You put a lot of emphasis on dealing with the state’s unfunded liability for the government workers’ pensions and retirement healthcare.
Young: Because it was unaddressed for decades, every year that burden grew exponentially. More and more money had to be spent just to pay the ongoing costs of the unfunded portion. This is the first administration in the history of the state to start to reduce that liability. It will take us 30 years or more to totally eliminate the problem because it’s so large, but we’re now on the first year of a 30-year journey.
Abercrombie: That’s not just rhetorical. To start paying down that liability, we’re putting $100 million aside that we don’t have to put aside. Our fiscal plan is to deal with this without raising taxes.

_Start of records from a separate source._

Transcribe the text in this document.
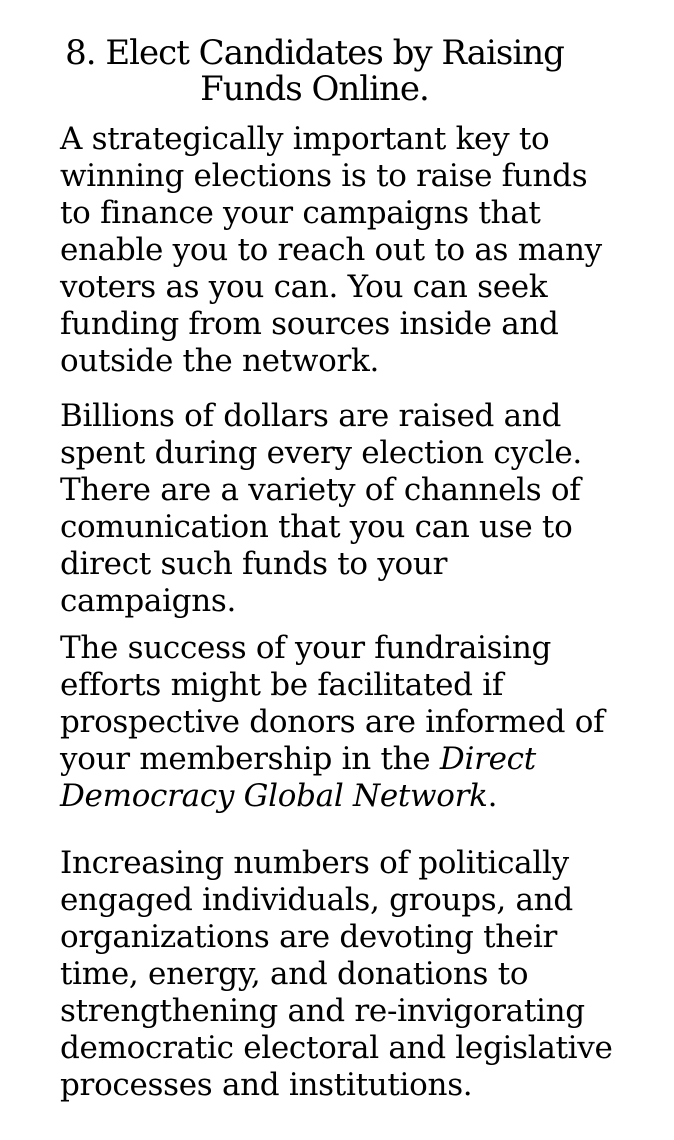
8. Elect Candidates by Raising
Funds Online.

A strategically important key to
winning elections is to raise funds
to finance your campaigns that
enable you to reach out to as many
voters as you can. You can seek
funding from sources inside and
outside the network.

Billions of dollars are raised and
spent during every election cycle.
There are a variety of channels of
comunication that you can use to
direct such funds to your
campaigns.

The success of your fundraising
efforts might be facilitated if
prospective donors are informed of
your membership in the Direct
Democracy Global Network.

Increasing numbers of politically
engaged individuals, groups, and
organizations are devoting their
time, energy, and donations to
strengthening and re-invigorating
democratic electoral and legislative
processes and institutions.
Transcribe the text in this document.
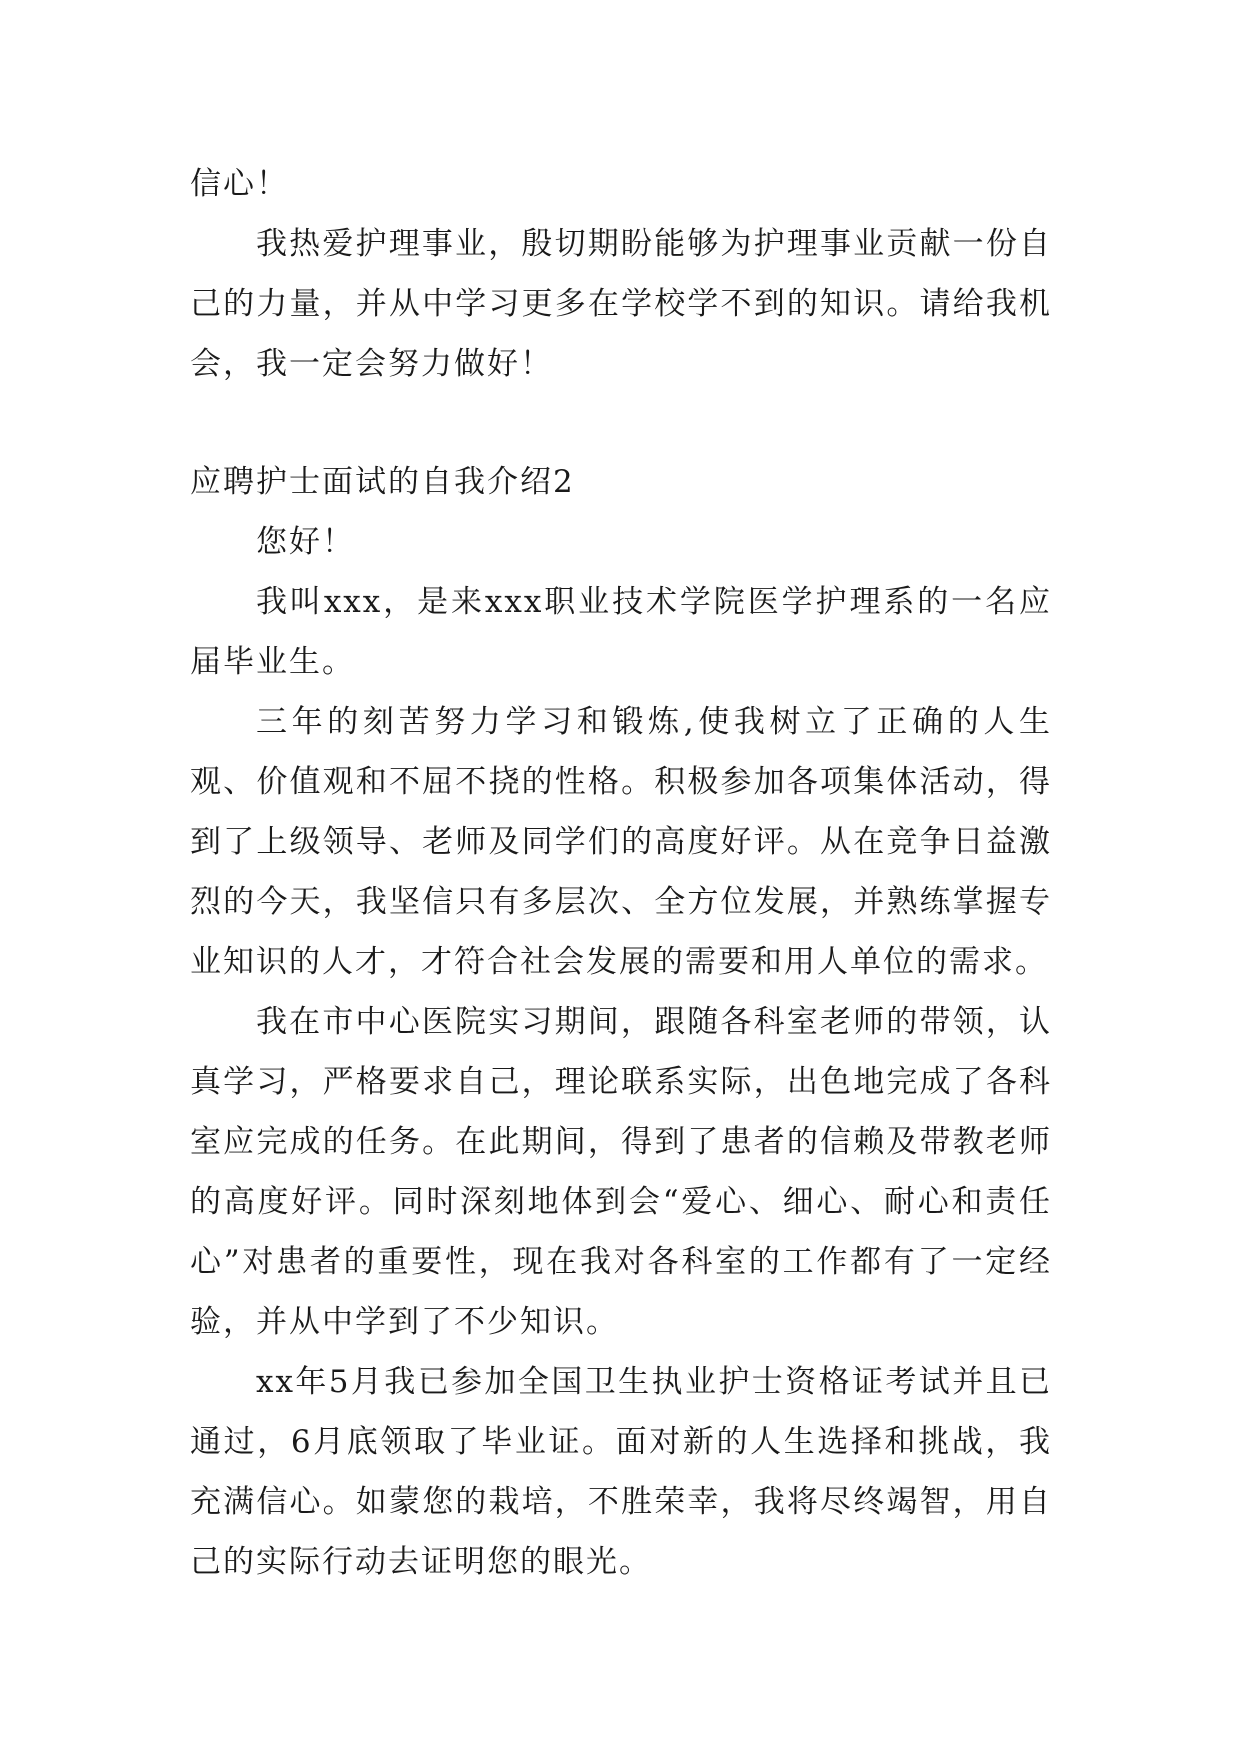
信心！

我热爱护理事业，殷切期盼能够为护理事业贡献一份自己的力量，并从中学习更多在学校学不到的知识。请给我机会，我一定会努力做好！

应聘护士面试的自我介绍2

您好！

我叫xxx，是来xxx职业技术学院医学护理系的一名应届毕业生。

三年的刻苦努力学习和锻炼,使我树立了正确的人生观、价值观和不屈不挠的性格。积极参加各项集体活动，得到了上级领导、老师及同学们的高度好评。从在竞争日益激烈的今天，我坚信只有多层次、全方位发展，并熟练掌握专业知识的人才，才符合社会发展的需要和用人单位的需求。

我在市中心医院实习期间，跟随各科室老师的带领，认真学习，严格要求自己，理论联系实际，出色地完成了各科室应完成的任务。在此期间，得到了患者的信赖及带教老师的高度好评。同时深刻地体到会“爱心、细心、耐心和责任心”对患者的重要性，现在我对各科室的工作都有了一定经验，并从中学到了不少知识。

xx年5月我已参加全国卫生执业护士资格证考试并且已通过，6月底领取了毕业证。面对新的人生选择和挑战，我充满信心。如蒙您的栽培，不胜荣幸，我将尽终竭智，用自己的实际行动去证明您的眼光。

If you’re re-elected, can people be confident there will be no increase in taxes, barring a crisis?
Abercrombie: The crisis is what we’re planning for! That’s why we’re rebuilding our reserves. Ideally, we would like to get to 10 percent reserves. We’re consciously putting out a plan that, by the end of our term, would mean we’ll have a positive balance and have met all our obligations and be actively moving toward funding our unfunded liabilities.
Young: If you’re asking for a guarantee of no new taxes, I would say that the financial plan we’ve laid out doesn’t contemplate any new taxes. If the parties involved – and the Legislature is one of those parties –follow the game plan we’re prescribing, which provides checks on deficit spending and addresses long-term liabilities so government isn’t putting more liabilities on business, then no new taxes will be necessary for future down cycles. If the parties can agree to that script, I would say that there would be a very strong case against any new taxes. Of course, if there’s a catastrophe of some kind, that could change. But what we’re doing is preparing for the unexpected, which is different from what the state did in the last business cycle.
The economic recovery on the Neighbor Islands, in general, is not as strong as on Oahu. How are you dealing with that?
Abercrombie: I ran for office promising this wouldn’t be an Oahu-centric administration. Take the Lahaina bypass road. We put that out there and built it. They’ve been talking about that for more than 30 years. We did it. We’re doing that with other Neighbor Island highways. We’re working on infrastructure improvements on the harbors and airports. We’re working to get UH’s West Hawaii campus underway. And I’m working with the Judiciary to get a Judiciary complex built on the Kona Coast. I want to put a prison facility there so you’re not always driving back and forth between Hilo and Kona.
What’s your most important goal going forward?
Abercrombie: Confidence is key to everything. You’re not going to make investments, you’re not going to look down the road, if you don’t have confidence. Today, I think everyone understands that having a positive fund balance is not a one-time thing; it’s the long-term game plan we’re following. Unemployment taxes paid by businesses are actually being reduced by a third. We have the fifth-lowest unemployment rate in the country right now. People also know that our capital reserves are on the way up. We’re paying down pension and healthcare liabilities and our plan doesn’t involve new taxes. In terms of the business of governance, this administration is on the right track.
The final thing I want to say is that, for 40 years, there’s been a rivalry between the mayor of Honolulu and the governor of the state.
Not anymore. Now there’s tremendous collaboration between my administration and the City and County, Kirk Caldwell, and the City Council, (chair) Ernie Martin and (budget chair) Ann Kobayashi. That doesn’t mean we agree on everything, but we meet regularly and work together. For example, we’re working on the question of homelessness together, which is important from a business perspective.
The fact is that the city of Honolulu and the state of Hawaii, in terms of generating dollars in the economy, are working together in an unprecedented way.